Many historians of women's voluntary associations have discussed the nineteenth-century women's club movement in relation to a number of phenomena, especially the ways clubs helped women become active in civic life. Much of this work focused on vanguard organizations like the General Federation of Women's Clubs. Few historians have explored learning within women's clubs, especially less influential clubs at the community level. Fewer still have considered club work beyond 1920, the watershed of American women's entrance into civic life. Study clubs have been, however, a place where middle-class women have used education to negotiate the boundaries around culture and politics, public and private spheres, formal education and lifelong learning, and feminist and patriarchal arrangements.

This dissertation is a case study of how one study club, the Coterie in Fayetteville, New York, constructed its education from 1885 to 1985. The study had two purposes: first, to explicate what study-club education meant to Coterie participants, and second, to examine the curricula the women devised in order to see how class, gender, and race were factors in the development of their education.

The study makes four arguments. First, that the club's desire to have an intellectual basis for friendship was a core organizing feature of its education. Second, that each club generation redefined the meaning of its work to keep the club relevant and to legitimate the members' association for education. Third, that the cultural and civic curricular strands showed a recursive pattern.
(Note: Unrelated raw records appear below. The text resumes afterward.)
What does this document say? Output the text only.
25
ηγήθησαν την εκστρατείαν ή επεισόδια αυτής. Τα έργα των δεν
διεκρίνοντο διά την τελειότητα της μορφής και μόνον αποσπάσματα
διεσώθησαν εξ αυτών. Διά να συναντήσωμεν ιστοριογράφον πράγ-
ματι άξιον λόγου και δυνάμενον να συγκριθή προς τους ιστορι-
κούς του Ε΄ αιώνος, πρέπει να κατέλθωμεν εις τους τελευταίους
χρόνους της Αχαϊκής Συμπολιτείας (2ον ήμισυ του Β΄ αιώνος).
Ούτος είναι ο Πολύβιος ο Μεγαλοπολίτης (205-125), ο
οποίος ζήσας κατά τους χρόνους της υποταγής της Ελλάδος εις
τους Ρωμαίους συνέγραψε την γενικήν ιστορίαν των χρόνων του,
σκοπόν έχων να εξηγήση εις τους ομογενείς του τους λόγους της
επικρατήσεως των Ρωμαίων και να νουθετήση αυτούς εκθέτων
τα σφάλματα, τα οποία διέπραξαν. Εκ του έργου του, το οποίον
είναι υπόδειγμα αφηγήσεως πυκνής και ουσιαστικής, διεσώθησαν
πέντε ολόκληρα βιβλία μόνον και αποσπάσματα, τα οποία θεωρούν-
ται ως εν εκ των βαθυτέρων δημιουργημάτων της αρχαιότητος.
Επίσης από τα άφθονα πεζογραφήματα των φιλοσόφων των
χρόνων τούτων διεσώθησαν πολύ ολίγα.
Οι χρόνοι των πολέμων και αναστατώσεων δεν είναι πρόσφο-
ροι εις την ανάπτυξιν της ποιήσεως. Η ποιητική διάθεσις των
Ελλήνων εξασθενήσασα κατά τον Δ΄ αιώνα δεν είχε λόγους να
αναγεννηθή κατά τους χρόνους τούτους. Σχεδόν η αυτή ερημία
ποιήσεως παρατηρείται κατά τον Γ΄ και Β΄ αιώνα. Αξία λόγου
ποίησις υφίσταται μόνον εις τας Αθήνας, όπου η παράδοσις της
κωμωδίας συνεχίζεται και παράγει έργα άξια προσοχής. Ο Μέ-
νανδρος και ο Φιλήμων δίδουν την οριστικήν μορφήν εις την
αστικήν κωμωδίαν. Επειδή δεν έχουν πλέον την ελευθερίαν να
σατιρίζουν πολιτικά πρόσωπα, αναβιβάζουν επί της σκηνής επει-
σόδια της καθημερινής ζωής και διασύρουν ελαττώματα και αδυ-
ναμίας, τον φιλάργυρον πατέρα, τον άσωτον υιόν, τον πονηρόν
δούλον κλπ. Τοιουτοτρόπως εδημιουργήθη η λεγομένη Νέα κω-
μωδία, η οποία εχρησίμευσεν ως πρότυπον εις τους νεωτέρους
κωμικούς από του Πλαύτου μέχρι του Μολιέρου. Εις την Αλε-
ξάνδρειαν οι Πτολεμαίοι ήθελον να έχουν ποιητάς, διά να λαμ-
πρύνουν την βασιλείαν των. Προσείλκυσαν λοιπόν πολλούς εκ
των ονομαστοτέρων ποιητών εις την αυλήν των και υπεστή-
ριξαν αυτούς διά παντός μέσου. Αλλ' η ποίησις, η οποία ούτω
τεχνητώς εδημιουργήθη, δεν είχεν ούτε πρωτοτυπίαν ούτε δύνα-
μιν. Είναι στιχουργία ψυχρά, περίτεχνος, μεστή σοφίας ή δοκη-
The club's cultural and civic curricula were informed by class, gender, and race discourses operating in the club's politics of knowledge. Fourth, that a supportive learning environment for the Coterie women was one in which learning was linked to relationships. The interaction between the club's relational work and educational work offers insights into the design of education that is effective for women.

The study uses a historical case study methodology. Participant observations of club meetings, interviews with members, and relevant secondary sources provided other points of entry into the logic of the study club.